I attempted to place the suggested limma changes into my original code structure. I'm running it now but it seems to be stuck or taking a long time.
#Read in your file
data <- read.table ("expression-data-for-tstat-2.txt", fill=TRUE, header=TRUE, sep="\t", stringsAsFactors=FALSE)
#Assign rownames
rownames(data) <- data$TCID
data <- data [-1]
#Convert to matrix
matrix_data <- data.matrix(data)
#Group samples
colnames(matrix_data) <- c("Con", "Con", "Con", "Cd", "Cd", "Cd")
#Load Limma
library(limma)
#Variable declaration
y <- NULL
fit <- NULL
res <- NULL
lm_p <- NULL
#Loess normalize
matrix_data <- normalizeBetweenArrays(matrix_data, method="cyclicloess")
#Initialization
count <- (1:nrow(matrix_data))
#"for" loop
for (k in count){
index1 <- grep ("Con", colnames(matrix_data))
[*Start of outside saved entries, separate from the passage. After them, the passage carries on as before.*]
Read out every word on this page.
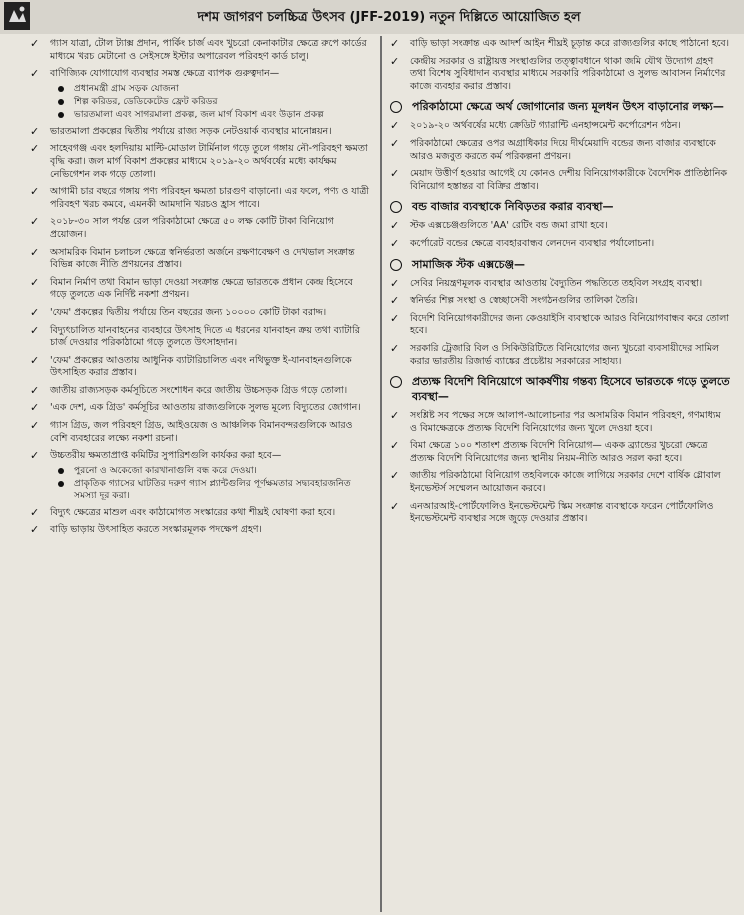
দশম জাগরণ চলচ্চিত্র উৎসব (JFF-2019) নতুন দিল্লিতে আয়োজিত হল
✓ গ্যাস যাত্রা, টোল ট্যাক্স প্রদান, পার্কিং চার্জ এবং খুচরো কেনাকাটার ক্ষেত্রে রুপে কার্ডের মাধ্যমে খরচ মেটানো ও সেইসঙ্গে ইস্টার অপারেবল পরিবহণ কার্ড চালু।
✓ বাণিজ্যিক যোগাযোগ ব্যবস্থার সমস্ত ক্ষেত্রে ব্যাপক গুরুত্বদান—
প্রধানমন্ত্রী গ্রাম সড়ক যোজনা
শিল্প করিডর, ডেডিকেটেড ফ্রেট করিডর
ভারতমালা এবং সাগরমালা প্রকল্প, জল মার্গ বিকাশ এবং উড়ান প্রকল্প
✓ ভারতমালা প্রকল্পের দ্বিতীয় পর্যায়ে রাজ্য সড়ক নেটওয়ার্ক ব্যবস্থার মানোন্নয়ন।
✓ সাহেবগঞ্জ এবং হলদিয়ায় মাল্টি-মোডাল টার্মিনাল গড়ে তুলে গঙ্গায় নৌ-পরিবহণ ক্ষমতা বৃদ্ধি করা। জল মার্গ বিকাশ প্রকল্পের মাধ্যমে ২০১৯-২০ অর্থবর্ষের মধ্যে কার্যক্ষম নেভিগেশন লক গড়ে তোলা।
✓ আগামী চার বছরে গঙ্গায় পণ্য পরিবহন ক্ষমতা চারগুণ বাড়ানো। এর ফলে, পণ্য ও যাত্রী পরিবহণ খরচ কমবে, এমনকী আমদানি খরচও হ্রাস পাবে।
✓ ২০১৮-৩০ সাল পর্যন্ত রেল পরিকাঠামো ক্ষেত্রে ৫০ লক্ষ কোটি টাকা বিনিয়োগ প্রয়োজন।
✓ অসামরিক বিমান চলাচল ক্ষেত্রে স্বনির্ভরতা অর্জনে রক্ষণাবেক্ষণ ও দেখভাল সংক্রান্ত বিভিন্ন কাজে নীতি প্রণয়নের প্রস্তাব।
✓ বিমান নির্মাণ তথা বিমান ভাড়া দেওয়া সংক্রান্ত ক্ষেত্রে ভারতকে প্রধান কেন্দ্র হিসেবে গড়ে তুলতে এক নির্দিষ্ট নকশা প্রণয়ন।
✓ 'ফেম' প্রকল্পের দ্বিতীয় পর্যায়ে তিন বছরের জন্য ১০০০০ কোটি টাকা বরাদ্দ।
✓ বিদ্যুৎচালিত যানবাহনের ব্যবহারে উৎসাহ দিতে এ ধরনের যানবাহন ক্রয় তথা ব্যাটারি চার্জ দেওয়ার পরিকাঠামো গড়ে তুলতে উৎসাহদান।
✓ 'ফেম' প্রকল্পের আওতায় আধুনিক ব্যাটারিচালিত এবং নথিভুক্ত ই-যানবাহনগুলিকে উৎসাহিত করার প্রস্তাব।
✓ জাতীয় রাজ্যসড়ক কর্মসূচিতে সংশোধন করে জাতীয় উচ্চসড়ক গ্রিড গড়ে তোলা।
✓ 'এক দেশ, এক গ্রিড' কর্মসূচির আওতায় রাজ্যগুলিকে সুলভ মূল্যে বিদ্যুতের জোগান।
✓ গ্যাস গ্রিড, জল পরিবহণ গ্রিড, আইওয়েজ ও আঞ্চলিক বিমানবন্দরগুলিকে আরও বেশি ব্যবহারের লক্ষ্যে নকশা রচনা।
✓ উচ্চতরীয় ক্ষমতাপ্রাপ্ত কমিটির সুপারিশগুলি কার্যকর করা হবে—
পুরনো ও অকেজো কারখানাগুলি বন্ধ করে দেওয়া।
প্রাকৃতিক গ্যাসের ঘাটতির দরুণ গ্যাস প্ল্যান্টগুলির পূর্ণক্ষমতার সদ্ব্যবহারজনিত সমস্যা দূর করা।
✓ বিদ্যুৎ ক্ষেত্রের মাশুল এবং কাঠামোগত সংস্কারের কথা শীঘ্রই ঘোষণা করা হবে।
✓ বাড়ি ভাড়ায় উৎসাহিত করতে সংস্কারমূলক পদক্ষেপ গ্রহণ।
✓ বাড়ি ভাড়া সংক্রান্ত এক আদর্শ আইন শীঘ্রই চূড়ান্ত করে রাজ্যগুলির কাছে পাঠানো হবে।
✓ কেন্দ্রীয় সরকার ও রাষ্ট্রায়ত্ত সংস্থাগুলির তত্ত্বাবধানে থাকা জমি যৌথ উদ্যোগ গ্রহণ তথা বিশেষ সুবিধাদান ব্যবস্থার মাধ্যমে সরকারি পরিকাঠামো ও সুলভ আবাসন নির্মাণের কাজে ব্যবহার করার প্রস্তাব।
পরিকাঠামো ক্ষেত্রে অর্থ জোগানোর জন্য মূলধন উৎস বাড়ানোর লক্ষ্য—
✓ ২০১৯-২০ অর্থবর্ষের মধ্যে ক্রেডিট গ্যারান্টি এনহান্সমেন্ট কর্পোরেশন গঠন।
✓ পরিকাঠামো ক্ষেত্রের ওপর অগ্রাধিকার দিয়ে দীর্ঘমেয়াদি বন্ডের জন্য বাজার ব্যবস্থাকে আরও মজবুত করতে কর্ম পরিকল্পনা প্রণয়ন।
✓ মেয়াদ উত্তীর্ণ হওয়ার আগেই যে কোনও দেশীয় বিনিয়োগকারীকে বৈদেশিক প্রাতিষ্ঠানিক বিনিয়োগ হস্তান্তর বা বিক্রির প্রস্তাব।
বন্ড বাজার ব্যবস্থাকে নিবিড়তর করার ব্যবস্থা—
✓ স্টক এক্সচেঞ্জগুলিতে 'AA' রেটিং বন্ড জমা রাখা হবে।
✓ কর্পোরেট বন্ডের ক্ষেত্রে ব্যবহারবান্ধব লেনদেন ব্যবস্থার পর্যালোচনা।
সামাজিক স্টক এক্সচেঞ্জ—
✓ সেবির নিয়ন্ত্রণমূলক ব্যবস্থার আওতায় বৈদ্যুতিন পদ্ধতিতে তহবিল সংগ্রহ ব্যবস্থা।
✓ স্বনির্ভর শিল্প সংস্থা ও স্বেচ্ছাসেবী সংগঠনগুলির তালিকা তৈরি।
✓ বিদেশি বিনিয়োগকারীদের জন্য কেওয়াইসি ব্যবস্থাকে আরও বিনিয়োগবান্ধব করে তোলা হবে।
✓ সরকারি ট্রেজারি বিল ও সিকিউরিটিতে বিনিয়োগের জন্য খুচরো ব্যবসায়ীদের সামিল করার ভারতীয় রিজার্ভ ব্যাঙ্কের প্রচেষ্টায় সরকারের সাহায্য।
প্রত্যক্ষ বিদেশি বিনিয়োগে আকর্ষণীয় গন্তব্য হিসেবে ভারতকে গড়ে তুলতে ব্যবস্থা—
✓ সংশ্লিষ্ট সব পক্ষের সঙ্গে আলাপ-আলোচনার পর অসামরিক বিমান পরিবহণ, গণমাধ্যম ও বিমাক্ষেত্রকে প্রত্যক্ষ বিদেশি বিনিয়োগের জন্য খুলে দেওয়া হবে।
✓ বিমা ক্ষেত্রে ১০০ শতাংশ প্রত্যক্ষ বিদেশি বিনিয়োগ— একক ব্র্যান্ডের খুচরো ক্ষেত্রে প্রত্যক্ষ বিদেশি বিনিয়োগের জন্য স্থানীয় নিয়ম-নীতি আরও সরল করা হবে।
✓ জাতীয় পরিকাঠামো বিনিয়োগ তহবিলকে কাজে লাগিয়ে সরকার দেশে বার্ষিক গ্লোবাল ইনভেস্টর্স সম্মেলন আয়োজন করবে।
✓ এনআরআই-পোর্টফোলিও ইনভেস্টমেন্ট স্কিম সংক্রান্ত ব্যবস্থাকে ফরেন পোর্টফোলিও ইনভেস্টমেন্ট ব্যবস্থার সঙ্গে জুড়ে দেওয়ার প্রস্তাব।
index2 <- grep ("Cd", colnames(matrix_data))
#check if columns exist
if(length(index1) == 0) next
if(length(index2) == 0) next
#Limma p-val
y <- new("EList", list(E=matrix_data))
design <- model.matrix(~factor(colnames(matrix_data)))
fit <- lmFit(y, design)
fit <- eBayes(fit)
res <- topTable(fit, coef=2, sort.by="none", n=Inf)
lm_p <- rbind (lm_p, res$p.value)
}
#Bind object columns (so results are presented with original data)
results <- cbind (data, lm_p)
#Write the new file
write.table(results, file="expressiondata-withtstat.txt", sep="\t", col.names=colnames(results), row.names=TRUE)
As Gordon has written, the
limma
code block shouldn't be inside thefor
loop. If you remove the looping code around it, you should find that it runs a lot faster. As for normalization; if you're getting log-values from Affy data, it should already be normalized, so you shouldn't need to do anything extra.